HackerRank Orchestrate

Starter repository for the HackerRank Orchestrate 24-hour hackathon (May 1–2, 2026).

Build a terminal-based AI agent that triages real support tickets across three product ecosystems; HackerRank, Claude, and Visa — using only the support corpus shipped in this repo.

Read problem_statement.md for the full task spec, input/output schema, and allowed values, and evaluation_criteria.md for how submissions are scored.

Setup (evaluators — primary instructions)

Environment: Python 3.11+. Work from the repository root (the folder that contains this README.md).

Step	Action
1. Dependencies	`pip install -r code/requirements.txt`
2. Secrets	Copy `.env.example` → `.env` at the repo root. Set `OPENAI_API_KEY` if you use the LLM path, or set `ORCHESTRATE_DISABLE_LLM=1` for a fully offline run (no API calls). Never commit `.env`.
3. Run the agent	`python code/main.py` — reads `support_tickets/support_tickets.csv`, writes `support_tickets/output.csv`. Use `python code/main.py --help` for `--input`, `--output`, `--limit`.
4. Regression check	From `code/`: `ORCHESTRATE_DISABLE_LLM=1 python run_eval.py --offline` (optional). Full smoke: `pwsh -File scripts/verify_local.ps1` or `bash scripts/verify_local.sh` from repo root.

Cross-platform: Prefer python code/main.py from the repo root on Windows, Linux, and macOS. Avoid python -m code on Unix-like systems (stdlib name clash). Details: code/README.md.

Approach overview

This submission implements offline retrieval-augmented triage over the bundled markdown corpus in data/ (no live web search for answer facts):

Retrieval: Hybrid BM25 + TF-IDF fusion with lexical reranking to fetch relevant support chunks (code/retrieve.py).
Routing & safety: Regex risk escalation and cross-ecosystem detection (mixed vendors in one ticket) before answer generation (risk.py, cross_ecosystem.py).
Taxonomy: Stable product_area labels aligned to corpus structure (taxonomy.py).
Answer generation: Optional OpenAI chat with JSON over retrieved context only (openai_agent.py); if the API is missing or ORCHESTRATE_DISABLE_LLM=1, offline synthesis builds replies from retrieved text (answer_synthesis.py).
Grounding: Post-generation lexical overlap and numeric guards (grounding.py, postprocess.py).

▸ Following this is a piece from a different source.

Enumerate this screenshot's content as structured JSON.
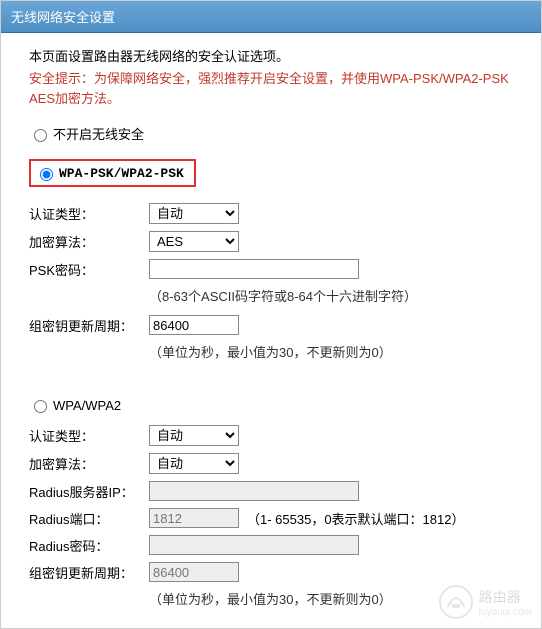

Deeper design decisions and trade-offs: docs/decisions.md. Interview / limits: docs/interview.md, docs/scope_and_limits.md.

Packaging a ZIP (full project + this README)

The challenge may ask for your complete working project and a README with setup and approach — that is this root README.md, not only code/README.md.

Recommended (clean, no secrets, no .git folder): from the repo root, archive tracked files only:

git archive --format=zip -o ../hackerrank-orchestrate-submission.zip HEAD

Or run scripts/make_submission_zip.sh / scripts/make_submission_zip.ps1 (same idea; writes next to the repo folder).

That typically includes README.md, AGENTS.md, problem_statement.md, evaluation_criteria.md, code/, data/, support_tickets/, docs/, scripts/, .github/, etc.—whatever is committed. Untracked junk (e.g. .venv, code/.cache) stays out if not committed.

Do not put API keys in the zip (never commit .env).

If the platform requires a code/-only zip instead, zip the code/ directory — and add a copy of the sections Setup and Approach into code/README.md so reviewers still see setup + approach in one place.

Predictions (output.csv) are often uploaded separately on HackerRank—follow the live submission page.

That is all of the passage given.